The Jerusalem headhunters would not have been very interested in Jesus’ leadership team. They preferred the way rabbis were picked from among the most promising in their schools.
Jesus, God’s recruiter, had not recruited from the list of all-star prospects. The recruiters wondered “What good can come out of Nazareth?”
Jesus recruited ordinary people.
What’s more, they were so different from one another. The brokers would have been amazed that he apparently only had one failure.
God’s record as a recruiter
If they thought of it, they probably would not have been impressed with God’s record, either.
Let’s just take a moment and go through a list of some of the unqualified and ordinary men and women God chose to work through to do the most unexpected things.
- Abraham and Sarah – an old couple past their prime who God used to build a nation. (Genesis 11-25)
- Moses – a stutterer who was God’s spokesman and leader. (Exodus 3-4)
- Jonah –the escapist who God brought back to save Nineveh. (Jonah 1-3)
- Peter – a quitter who God brought back to start the Kingdom. (Matthew 26, John 21, Acts 1-2)
- Paul – an enemy who became the greatest missionary in the New Testament. (Acts 7-9)
Jesus loved his recruits into a team
In the end, many of Jesus’ recruits literally gave their lives serving their mission to tell the “good news” about him. But who knew when they were chosen?
Peter, Andrew, James, and John were ordinary fishermen trapped in a corrupt system as taxpayers to Rome. Matthew was outside their circle since he was an apostate Jew who collaborated with Roman oppressors. Simon, the Zealot, was noted for his militant resistance to Rome.

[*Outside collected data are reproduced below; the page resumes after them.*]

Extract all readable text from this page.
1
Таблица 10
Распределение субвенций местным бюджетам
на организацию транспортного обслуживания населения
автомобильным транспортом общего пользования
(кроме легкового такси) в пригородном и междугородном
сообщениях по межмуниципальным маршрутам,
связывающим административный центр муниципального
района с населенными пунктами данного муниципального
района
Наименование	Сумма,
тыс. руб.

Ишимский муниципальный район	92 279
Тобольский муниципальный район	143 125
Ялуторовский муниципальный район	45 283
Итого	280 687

A strange gathering of individuals to entrust with his message of love.
The apostles were each deeply aware of his love for them.
Only slowly did they realize his love for the marginalized and “throw-aways” of both Jewish and Roman society.
A transformation – from a group to a team.
Just when they thought they “got it”, they showed how little they understood the meaning of his death. In the powerful experiences after his Resurrection, they began to understand his message… Go, tell the good news of what you have experienced. The outpouring of Jesus’ Spirit transformed them into a team committed to a common goal. They joined together with the mission to be the good news they had experienced.
They became more than just a group of ordinary people. Together they had a mission… to work together in welcoming not only each other as missionaries but everyone else.
Implications for the church
As I look at our society and church, I often see the superficial awareness of strangers riding in the elevator we call earth. Our sense of being sisters and brothers seems limited to just our immediate blood relatives and those who are like us.
Pope Francis is using the synod to call us to wake up to the fact that we are each chosen and loved by God to be visible signs of his love.
Over and over, he reminds us of our mission, individually and collectively, to be signs of love even to our enemies. We struggle, just as the first disciples of Jesus did, to understand its implications. In his call to journey together as Church, he encourages us to recognize and encounter the image of God in each other no matter how scarred and unworthy we feel..
Questions
- Do I recognize the love that Jesus has not only for me but each, even the least, of his brothers and sisters?
- What can I do to help awareness of how Jesus loves us and calls us to his mission of “Good News”?